The National Assembly report indicted several offices for concealing their sources of revenue, claiming losses where non-exists, and refusing to make remittances to the Federation Account as demanded by the Fiscal Responsibility Act.
The report said the major reason the fraud thrived for years, even till date, was the government’s near-absolute focus on oil revenues.
“Many reasons are responsible for this fundamental lapse,” the report said. “But the major reason is the government’s over-reliance on proceeds from hydrocarbons with scant or no serious thoughts on the imperative for these agencies to generate and remit any surplus revenues.”
The report said while the agencies were expected to pay to government a fraction of their surpluses, amounting to N512.11 billion, they only transferred N264.74 billion.
Majority of the agencies either failed to pay the appropriate sum, or refused to pay anything at all, the report said. Some hid their sources of revenue while others while others simply squandered whatever amount accrue to them.
The News Agency of Nigeria, NAN, for instance, claimed in its filing those three years that it made money only from news subscription, when indeed, it generated extra N41.84 million in 2011, the report found.
Some offices claimed they incurred losses and could pay nothing.
In one puzzling case, the Lagos International Trade Fair, which claimed losses between 2009 and 2011, reversed itself after meeting with the House of Representatives Committee on Finance.
The report said the office promptly cleared a N3.75 million fixed deposit with a bank and made payment into government coffers in December 2012.
Jumbo pay
Governance Programmes Manager, Action Aid Nigeria, Obo Effanga, said he was not impressed with measures put in place by government to deal with the oil price crisis.
Mr. Effanga said the bogus number of ministers, presidential aides and advisers as well as the continued maintenance of the office of the First Lady, which is not recognized under the Constitution, do not show seriousness.
Besides, he said nothing seems to have been done by government to tax certain goods and services, particularly the provision for withholding tax in the country.
“Nobody seems to be aware how much withholding tax government collects from contractors and other services,” Mr.

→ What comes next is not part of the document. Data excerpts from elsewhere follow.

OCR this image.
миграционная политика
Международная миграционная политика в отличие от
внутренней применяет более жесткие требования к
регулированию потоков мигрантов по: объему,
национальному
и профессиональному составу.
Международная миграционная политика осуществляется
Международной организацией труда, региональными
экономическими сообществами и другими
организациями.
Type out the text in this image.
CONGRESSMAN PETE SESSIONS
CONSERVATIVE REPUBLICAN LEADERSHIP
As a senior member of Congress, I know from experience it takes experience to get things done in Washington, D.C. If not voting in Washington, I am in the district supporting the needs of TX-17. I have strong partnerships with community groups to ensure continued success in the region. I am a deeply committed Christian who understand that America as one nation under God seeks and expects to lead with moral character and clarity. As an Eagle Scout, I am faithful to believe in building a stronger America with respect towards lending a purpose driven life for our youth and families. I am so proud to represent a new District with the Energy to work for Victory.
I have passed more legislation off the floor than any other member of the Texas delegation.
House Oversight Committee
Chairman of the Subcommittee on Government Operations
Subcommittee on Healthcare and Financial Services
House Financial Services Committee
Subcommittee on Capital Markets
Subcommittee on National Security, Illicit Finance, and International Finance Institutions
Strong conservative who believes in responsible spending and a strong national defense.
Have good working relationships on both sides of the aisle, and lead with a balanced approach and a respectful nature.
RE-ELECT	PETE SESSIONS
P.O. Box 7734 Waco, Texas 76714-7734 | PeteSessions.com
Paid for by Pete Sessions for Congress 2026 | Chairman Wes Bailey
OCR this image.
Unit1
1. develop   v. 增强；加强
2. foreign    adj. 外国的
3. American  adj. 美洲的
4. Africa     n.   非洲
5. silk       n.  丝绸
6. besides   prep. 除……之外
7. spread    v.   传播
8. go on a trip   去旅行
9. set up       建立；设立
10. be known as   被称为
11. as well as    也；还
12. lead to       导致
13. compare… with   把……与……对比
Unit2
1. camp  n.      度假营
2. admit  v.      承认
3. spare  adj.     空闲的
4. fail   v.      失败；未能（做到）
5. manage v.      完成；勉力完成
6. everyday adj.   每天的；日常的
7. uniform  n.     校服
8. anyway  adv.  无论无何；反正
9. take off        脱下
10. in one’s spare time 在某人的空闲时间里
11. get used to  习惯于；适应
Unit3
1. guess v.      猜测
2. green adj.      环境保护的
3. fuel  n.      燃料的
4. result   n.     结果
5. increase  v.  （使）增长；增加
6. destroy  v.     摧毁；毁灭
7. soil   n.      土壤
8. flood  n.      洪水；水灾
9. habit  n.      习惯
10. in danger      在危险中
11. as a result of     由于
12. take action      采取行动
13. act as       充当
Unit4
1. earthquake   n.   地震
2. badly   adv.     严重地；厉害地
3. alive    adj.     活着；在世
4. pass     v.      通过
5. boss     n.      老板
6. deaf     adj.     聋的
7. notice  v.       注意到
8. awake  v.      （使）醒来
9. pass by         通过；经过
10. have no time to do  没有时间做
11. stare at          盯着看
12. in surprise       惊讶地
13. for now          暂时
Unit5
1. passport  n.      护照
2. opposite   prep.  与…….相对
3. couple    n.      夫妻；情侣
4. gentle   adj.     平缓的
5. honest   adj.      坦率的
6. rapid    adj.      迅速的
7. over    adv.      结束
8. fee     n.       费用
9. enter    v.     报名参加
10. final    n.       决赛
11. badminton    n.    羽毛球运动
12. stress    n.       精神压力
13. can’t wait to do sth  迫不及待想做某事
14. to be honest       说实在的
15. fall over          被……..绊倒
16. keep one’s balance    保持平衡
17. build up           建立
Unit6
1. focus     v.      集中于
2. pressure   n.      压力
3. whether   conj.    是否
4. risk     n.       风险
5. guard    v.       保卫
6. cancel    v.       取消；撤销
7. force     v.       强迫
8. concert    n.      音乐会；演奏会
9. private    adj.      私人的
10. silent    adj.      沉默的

Effanga said. “How much tax did the politicians pay for the N27million or N22million they paid to collect Presidential nomination forms in the various political parties?”
Another notorious waste, the commentators said, remains the huge earnings of members of the National Assembly.

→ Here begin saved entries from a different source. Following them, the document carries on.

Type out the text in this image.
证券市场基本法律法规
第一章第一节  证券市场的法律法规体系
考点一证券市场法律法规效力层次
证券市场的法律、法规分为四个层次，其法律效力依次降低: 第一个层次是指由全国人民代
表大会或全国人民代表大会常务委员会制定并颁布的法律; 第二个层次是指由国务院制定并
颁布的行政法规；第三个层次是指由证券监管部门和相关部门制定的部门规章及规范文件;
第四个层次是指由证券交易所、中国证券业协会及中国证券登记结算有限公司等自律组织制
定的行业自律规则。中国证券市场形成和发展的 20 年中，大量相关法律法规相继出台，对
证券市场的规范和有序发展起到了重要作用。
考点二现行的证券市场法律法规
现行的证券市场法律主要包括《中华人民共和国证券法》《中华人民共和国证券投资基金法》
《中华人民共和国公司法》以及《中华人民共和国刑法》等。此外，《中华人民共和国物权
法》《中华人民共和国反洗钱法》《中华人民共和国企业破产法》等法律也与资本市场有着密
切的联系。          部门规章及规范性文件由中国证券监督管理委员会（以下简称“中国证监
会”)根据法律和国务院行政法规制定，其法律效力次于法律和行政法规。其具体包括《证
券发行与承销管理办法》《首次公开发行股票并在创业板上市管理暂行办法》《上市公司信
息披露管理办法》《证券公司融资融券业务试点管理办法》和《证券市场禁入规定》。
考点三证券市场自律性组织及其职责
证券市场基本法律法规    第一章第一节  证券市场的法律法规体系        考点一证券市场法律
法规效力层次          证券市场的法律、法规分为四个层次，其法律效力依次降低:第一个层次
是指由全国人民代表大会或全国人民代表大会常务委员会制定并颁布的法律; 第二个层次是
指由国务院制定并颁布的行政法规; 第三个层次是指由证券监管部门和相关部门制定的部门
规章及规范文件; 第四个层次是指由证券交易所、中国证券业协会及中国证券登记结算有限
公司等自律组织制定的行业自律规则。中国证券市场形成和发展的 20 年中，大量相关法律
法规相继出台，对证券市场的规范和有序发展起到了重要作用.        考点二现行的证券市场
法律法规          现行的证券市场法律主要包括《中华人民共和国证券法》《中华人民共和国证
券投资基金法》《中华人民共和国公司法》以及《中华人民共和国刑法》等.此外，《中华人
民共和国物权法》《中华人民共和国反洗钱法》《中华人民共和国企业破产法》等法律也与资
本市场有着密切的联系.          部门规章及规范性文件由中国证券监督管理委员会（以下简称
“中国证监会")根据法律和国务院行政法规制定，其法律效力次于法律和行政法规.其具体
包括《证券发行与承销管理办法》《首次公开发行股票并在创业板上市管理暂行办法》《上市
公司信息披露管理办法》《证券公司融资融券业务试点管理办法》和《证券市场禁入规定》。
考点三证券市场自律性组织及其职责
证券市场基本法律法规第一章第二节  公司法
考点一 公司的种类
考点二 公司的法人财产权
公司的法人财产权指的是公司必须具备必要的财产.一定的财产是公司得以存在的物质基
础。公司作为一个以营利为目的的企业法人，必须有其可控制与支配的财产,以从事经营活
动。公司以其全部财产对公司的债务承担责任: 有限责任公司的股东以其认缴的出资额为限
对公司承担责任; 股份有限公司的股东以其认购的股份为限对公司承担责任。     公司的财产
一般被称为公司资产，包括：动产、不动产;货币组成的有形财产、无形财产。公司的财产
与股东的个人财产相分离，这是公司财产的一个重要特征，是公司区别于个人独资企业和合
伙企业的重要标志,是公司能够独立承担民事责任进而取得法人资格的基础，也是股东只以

In 2012, the UK-based magazine, Economist, concluded that Nigerian lawmakers were the highest paid in the world. Even so, the report considered only salaries of the lawmakers, not their hefty unclear allowances.
“If government is serious, it must look at the huge earnings by the legislature. The President must do something about the number of jets in the Presidential fleet. The President does not need the number of exotic cars in his official convoy,” said Tope Fasua, Chief Executive Officer, Lagos-based Financial Derivatives Limited.
“Now that government is talking about austerity, who got the benefits of the boom when it lasted? Why are we talking about austerity measures, belt-tightening and more taxes now when businesses are folding up? Mr. Fasua asked.
The Lead Director, Centre for Social Justice, Eze Onyekpere, said for the government to be taken seriously with the proposed measures, President Jonathan must first show that seriousness by dispensing with at least eight of the 10 Sport Utility Vehicles in his convoy immediately, while the National Assembly should drastically cut their N150 billion annual budgetary allocation.
“The frivolous expenditures on meals and refreshments to public officials should be stopped immediately. All subsidy thieves should be prosecuted. So far there is no demonstrable commitment to fight corruption, because none of the subsidy thieves have been sent to jail,” Mr. Onyekpere said. “The NNPC (Nigerian National Petroleum Corporation) that has become sludge fund for government should be reorganized, and the PIB (Petroleum Industry Bill) must be passed to make the industry function effectively.”